The Big Shave
Martin Scorsese (1967)
"The Big Shave" est un des courts-métrages les plus marquants de l'histoire du cinéma. Réalisé par Martin SCORSESE en 1967 à New-York, il se déroule intégralement dans une salle de bains à la blancheur clinique. Dans ce décor chirurgical (on peut le dire au vu de la suite) entre un jeune homme WASP (white anglo-saxon protestant) typique des années soixante. Il commence à se raser sur une musique jazzy et Scorsese le filme à la manière des publicités d'époque pour la crème de rasage Noxzema (visibles sur YouTube). En quelques secondes, tout un précipité de l'Amérique bien propre sur elle est esquissée d'une manière saisissante: hygiénisme, obsession de son apparence, consommation omniprésente.
Et puis soudain tout dérape.
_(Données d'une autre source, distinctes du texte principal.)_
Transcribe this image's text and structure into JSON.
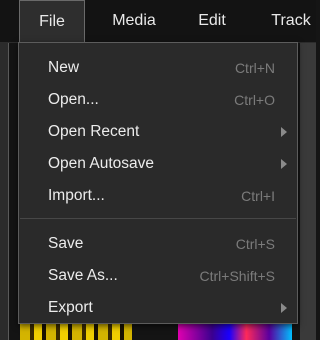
{
  "menubar": {
    "items": [
      {
        "label": "File",
        "active": true
      },
      {
        "label": "Media",
        "active": false
      },
      {
        "label": "Edit",
        "active": false
      },
      {
        "label": "Track",
        "active": false
      }
    ]
  },
  "file_menu": {
    "items": [
      {
        "label": "New",
        "shortcut": "Ctrl+N"
      },
      {
        "label": "Open...",
        "shortcut": "Ctrl+O"
      },
      {
        "label": "Open Recent",
        "submenu_icon": "chevron-right-icon"
      },
      {
        "label": "Open Autosave",
        "submenu_icon": "chevron-right-icon"
      },
      {
        "label": "Import...",
        "shortcut": "Ctrl+I"
      },
      {
        "label": "Save",
        "shortcut": "Ctrl+S"
      },
      {
        "label": "Save As...",
        "shortcut": "Ctrl+Shift+S"
      },
      {
        "label": "Export",
        "submenu_icon": "chevron-right-icon"
      }
    ]
  },
  "colors": {
    "menu_background": "#2a2a2a",
    "menubar_background": "#131313",
    "text": "#ececec",
    "shortcut_text": "#7b7b7b"
  }
}
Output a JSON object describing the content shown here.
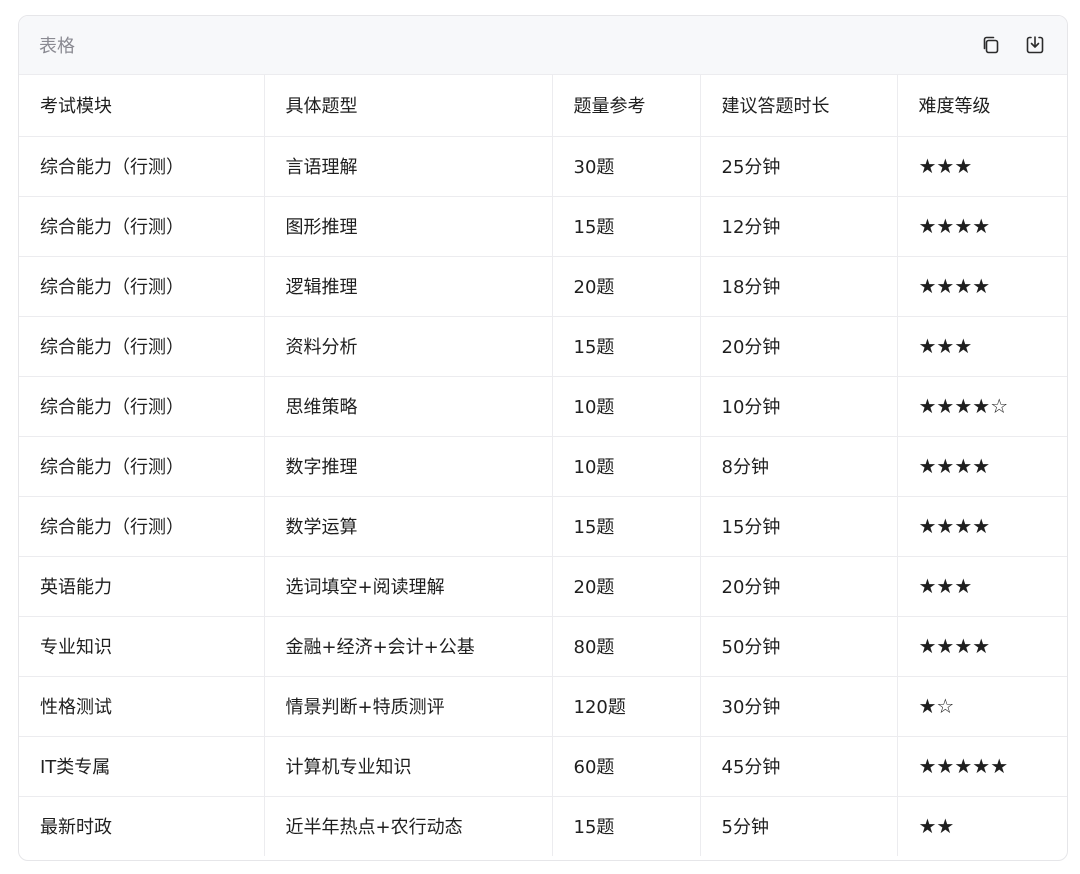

Martin SCORSESE interprète d'une manière radicale le slogan Noxzema "Plus vous vous rasez de près, plus vous avez besoin de la crème Noxzema". Le rasage est symboliquement un acte par lequel l'homme efface son animalité en enlevant ses poils et se place ainsi au-dessus de la nature. Mais il suffit d'enfoncer un peu la lame et celui-ci devient une effroyable boucherie, révélant que les sociétés qui se prétendent supérieures (aux autres, aux animaux, à la nature) sont en réalité destructrices et autodestructrices. L'allusion à la guerre du Vietnam est limpide, de par le contexte et de par le fait qu'elle est citée dans le générique de fin. Mais de l'aveu de Scorsese lui-même, il exprime dans le film d'abord une souffrance intime. On est frappé par les similitudes avec "Taxi Driver" (1976) où un vétéran du Vietnam victime d'un stress post-traumatique et mis à l'écart de la société s'est tellement ensauvagé qu'il "pète les plombs" et finit par provoquer un bain de sang.